Eph lo agarró de la solapa y lo obligó a entrar, cerrando la puerta de inmediato.

—Tú —le dijo, echando un vistazo a la calle—. ¿Dónde están los demás?

El director Barnes se soltó y se colocó bien la chaqueta.

—Han recibido órdenes de mantenerse alejados. Pero pronto estarán aquí; de eso no tengas dudas. Insistí en que necesitaba unos pocos minutos para hablar a solas contigo.

—¡Jesús! —exclamó Eph al observar los tejados de enfrente, antes de retirarse de la ventana—. ¿Cómo han llegado tan rápido?

—Es una prioridad de la cual quiero hablarte. Nadie quiere hacerte daño, Ephraim. Todo esto se ha hecho a petición mía.

Eph se apartó de él y se dirigió a la barra.

—Tal vez seas el único en creer eso.

—Necesitamos que vengas con nosotros —dijo Barnes, siguiéndolo—. Te necesito, Ephraim. Ahora lo sé.

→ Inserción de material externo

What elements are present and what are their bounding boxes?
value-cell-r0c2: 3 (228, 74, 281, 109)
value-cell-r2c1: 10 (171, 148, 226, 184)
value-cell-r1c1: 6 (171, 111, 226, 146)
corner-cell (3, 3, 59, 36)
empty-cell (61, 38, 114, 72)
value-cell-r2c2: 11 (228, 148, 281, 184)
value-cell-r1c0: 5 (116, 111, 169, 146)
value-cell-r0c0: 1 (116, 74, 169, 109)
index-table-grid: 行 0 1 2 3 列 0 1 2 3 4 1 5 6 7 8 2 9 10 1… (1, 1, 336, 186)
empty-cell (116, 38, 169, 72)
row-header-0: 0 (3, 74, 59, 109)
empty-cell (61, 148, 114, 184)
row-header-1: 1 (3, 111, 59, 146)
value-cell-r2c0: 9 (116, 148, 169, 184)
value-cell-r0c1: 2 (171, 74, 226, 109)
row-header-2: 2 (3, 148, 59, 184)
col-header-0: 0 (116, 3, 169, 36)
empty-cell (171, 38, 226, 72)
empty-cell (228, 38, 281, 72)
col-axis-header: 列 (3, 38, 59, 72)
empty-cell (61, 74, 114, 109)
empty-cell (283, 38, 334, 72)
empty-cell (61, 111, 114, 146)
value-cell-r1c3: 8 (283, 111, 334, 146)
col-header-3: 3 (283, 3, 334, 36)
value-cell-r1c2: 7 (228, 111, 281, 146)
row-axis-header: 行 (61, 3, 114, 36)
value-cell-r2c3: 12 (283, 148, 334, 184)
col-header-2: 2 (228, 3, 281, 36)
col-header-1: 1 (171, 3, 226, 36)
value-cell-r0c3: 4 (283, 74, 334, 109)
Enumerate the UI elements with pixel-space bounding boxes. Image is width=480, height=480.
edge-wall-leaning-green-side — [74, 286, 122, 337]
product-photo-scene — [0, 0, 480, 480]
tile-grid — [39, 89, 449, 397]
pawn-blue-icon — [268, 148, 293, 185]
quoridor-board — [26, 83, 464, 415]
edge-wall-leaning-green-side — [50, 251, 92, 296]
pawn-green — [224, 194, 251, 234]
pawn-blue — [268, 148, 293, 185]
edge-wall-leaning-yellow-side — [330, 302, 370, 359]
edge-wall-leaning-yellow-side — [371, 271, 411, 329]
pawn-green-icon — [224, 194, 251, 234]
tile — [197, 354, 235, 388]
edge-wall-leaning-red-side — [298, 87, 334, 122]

—Mira —replicó Eph, acercándose a la barra y dándose la vuelta—. Tal vez entiendas lo que está sucediendo o tal vez no. No sé si formas parte de todo esto. Es probable que ni siquiera lo sepas. Pero hay alguien detrás de este asunto, alguien muy poderoso, y si me voy con vosotros ahora, sin duda alguna terminaré incapacitado o muerto. O tal vez peor que eso.